Stay safe! That is definitely the catchphrase of the day, and I hope that all RM readers are doing just that. In terms of your portfolio, there are a few basic steps that you can take to de-risk it. I am sorry if this advice is repetitive (it feels like I have typed these sentences before) but it absolutely is relevant in the current Covid-19 era.
Watch out for whipsaws. We are experiencing one this morning as markets bounce on hopes of a Saudi-Russian oil production cut deal after falling initially on the sobering news of 6.6 million initial unemployment claims in the U.S. last week. How to play such market action? Don't!
You can't react as quickly as the machines do. Please don't try to. It can be very expensive. Take a 40,000 feet look at the market and you will save money.

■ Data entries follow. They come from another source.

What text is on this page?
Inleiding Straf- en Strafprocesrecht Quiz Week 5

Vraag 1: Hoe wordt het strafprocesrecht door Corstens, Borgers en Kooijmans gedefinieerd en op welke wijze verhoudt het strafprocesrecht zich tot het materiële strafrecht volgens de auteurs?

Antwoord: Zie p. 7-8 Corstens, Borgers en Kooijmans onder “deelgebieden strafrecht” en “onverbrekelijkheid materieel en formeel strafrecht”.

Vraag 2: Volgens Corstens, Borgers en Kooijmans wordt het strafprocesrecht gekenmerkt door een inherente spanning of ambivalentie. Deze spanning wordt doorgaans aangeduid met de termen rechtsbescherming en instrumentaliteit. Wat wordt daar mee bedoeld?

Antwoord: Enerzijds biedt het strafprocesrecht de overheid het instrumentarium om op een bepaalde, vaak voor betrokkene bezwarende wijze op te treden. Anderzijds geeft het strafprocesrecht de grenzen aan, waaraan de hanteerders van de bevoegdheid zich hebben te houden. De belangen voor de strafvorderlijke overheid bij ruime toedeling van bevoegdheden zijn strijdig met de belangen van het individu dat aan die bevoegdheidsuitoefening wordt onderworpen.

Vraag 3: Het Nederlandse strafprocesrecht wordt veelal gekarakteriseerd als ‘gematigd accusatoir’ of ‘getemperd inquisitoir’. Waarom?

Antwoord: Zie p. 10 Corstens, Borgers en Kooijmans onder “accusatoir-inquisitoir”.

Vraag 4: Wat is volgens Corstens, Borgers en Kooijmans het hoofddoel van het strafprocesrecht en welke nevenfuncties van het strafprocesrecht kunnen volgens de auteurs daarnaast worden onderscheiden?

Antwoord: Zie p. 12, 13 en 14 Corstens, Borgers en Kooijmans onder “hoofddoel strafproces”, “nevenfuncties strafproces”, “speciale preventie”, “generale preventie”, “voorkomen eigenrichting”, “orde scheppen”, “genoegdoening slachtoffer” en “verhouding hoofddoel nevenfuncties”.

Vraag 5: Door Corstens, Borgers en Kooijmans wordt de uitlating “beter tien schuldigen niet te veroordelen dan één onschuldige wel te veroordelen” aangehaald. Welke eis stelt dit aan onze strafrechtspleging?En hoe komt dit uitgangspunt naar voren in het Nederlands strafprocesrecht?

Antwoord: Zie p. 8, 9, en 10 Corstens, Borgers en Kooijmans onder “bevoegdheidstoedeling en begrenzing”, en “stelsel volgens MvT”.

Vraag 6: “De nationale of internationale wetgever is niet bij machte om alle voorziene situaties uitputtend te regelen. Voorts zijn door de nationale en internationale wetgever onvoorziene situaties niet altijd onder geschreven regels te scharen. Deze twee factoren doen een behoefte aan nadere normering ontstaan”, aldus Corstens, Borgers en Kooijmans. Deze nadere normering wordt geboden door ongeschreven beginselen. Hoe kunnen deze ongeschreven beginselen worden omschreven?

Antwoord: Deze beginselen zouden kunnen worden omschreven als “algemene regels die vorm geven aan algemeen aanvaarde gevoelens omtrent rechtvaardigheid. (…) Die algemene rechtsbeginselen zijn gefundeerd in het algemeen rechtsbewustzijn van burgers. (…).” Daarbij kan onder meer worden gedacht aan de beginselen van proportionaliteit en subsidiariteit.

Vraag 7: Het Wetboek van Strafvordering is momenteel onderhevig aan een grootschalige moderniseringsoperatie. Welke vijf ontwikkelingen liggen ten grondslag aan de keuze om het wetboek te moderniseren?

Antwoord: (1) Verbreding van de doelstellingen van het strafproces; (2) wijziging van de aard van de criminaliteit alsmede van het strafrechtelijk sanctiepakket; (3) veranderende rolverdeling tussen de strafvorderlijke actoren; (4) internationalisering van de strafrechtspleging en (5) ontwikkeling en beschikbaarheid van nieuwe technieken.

Today's rally comes as the implied volatilities for options contracts (usually expressed by the CBOE's VIX index) are at extremely high levels versus historic norms. The VIX has fallen today to a level of 54 as of this writing, but that is more than triple the 12-20 "sweet spot" that index lived in for the better part of the past five years. So you should be selling options contracts against existing positions, and if you are buying out of the money options (I actually bought some puts in the depths of yesterday's plunge) make sure you are doing so in small amounts. There is nothing wrong with a Hail Mary bet, but it should compose a very, very small portion of your portfolio. I remind myself of this on a daily basis.
Covered call writing, on the other hand, should be providing you with a strong income stream (owing to the heightened implied volatilities) in these troubled markets.
Buy balance sheets. If you are committing new capital to stocks here, please take a quick look at the relevant companies' balance sheets before you do. This is much more labor-intensive than it should be, which saddens me. As if the credit ratings agencies haven't done enough to generate bad vibes, they make it very difficult to get even the most basic information on the companies they rate.
Typing "Apple credit rating" (Apple: (AAPL) ) into Google (Alphabet (GOOGL) ) is not a bad solution, but it will force you to work harder. Moody's requires registration, S&P paywalls everything and Google will send you to pages at fancy B-schools like Stanford and Wharton with instructions on how to log in to Bloomberg terminals at places like Vandelay Hall and Varndsen Library. Unfortunately not everyone has access to a Bloomberg terminal.
I am sorry it is not as easy to find basic credit metrics as it is to find equity metrics like P/E, yield and market capitalization. Please believe me when I tell you it is worth doing in a time of crisis. Sadly, we are in one now.
I am so embarrassed for my industry when it comes to educating investors on basic creditworthiness. I just ran a Fidelity stock screener and the only one of the 127 available metrics that would equate to a creditworthiness check is an opaque "financial health score" from S&P Global Market Intelligence. Well, on the list of companies scoring a "99" (out of 100) is Casper Sleep (CSPR) has been a disastrous performer since its February IPO -- down 70% since February 6th -- and every article I have read on the company indicates that analysts and investors are worried that Casper's debt-laden balance sheet makes the company a very real candidate for (pardon the pun) the Big Sleep, i.e. bankruptcy.
So, performing credit research is not easy, but let's not wait for Green Shoots or whatever mindlessly optimistic tripe about the economy financial news sites will try to foist on unsuspecting investors. Covid-19 is really, really, really bad for the global economy. Companies will go bankrupt. Banks, including those in the U.S., will be on the hook for hundreds of billions and likely trillions of dollars of delinquent loans.
Do your homework. Read individual company SEC filings, and watch stock prices (a useful if far from perfectly accurate indicator of the underlying company's creditworthiness).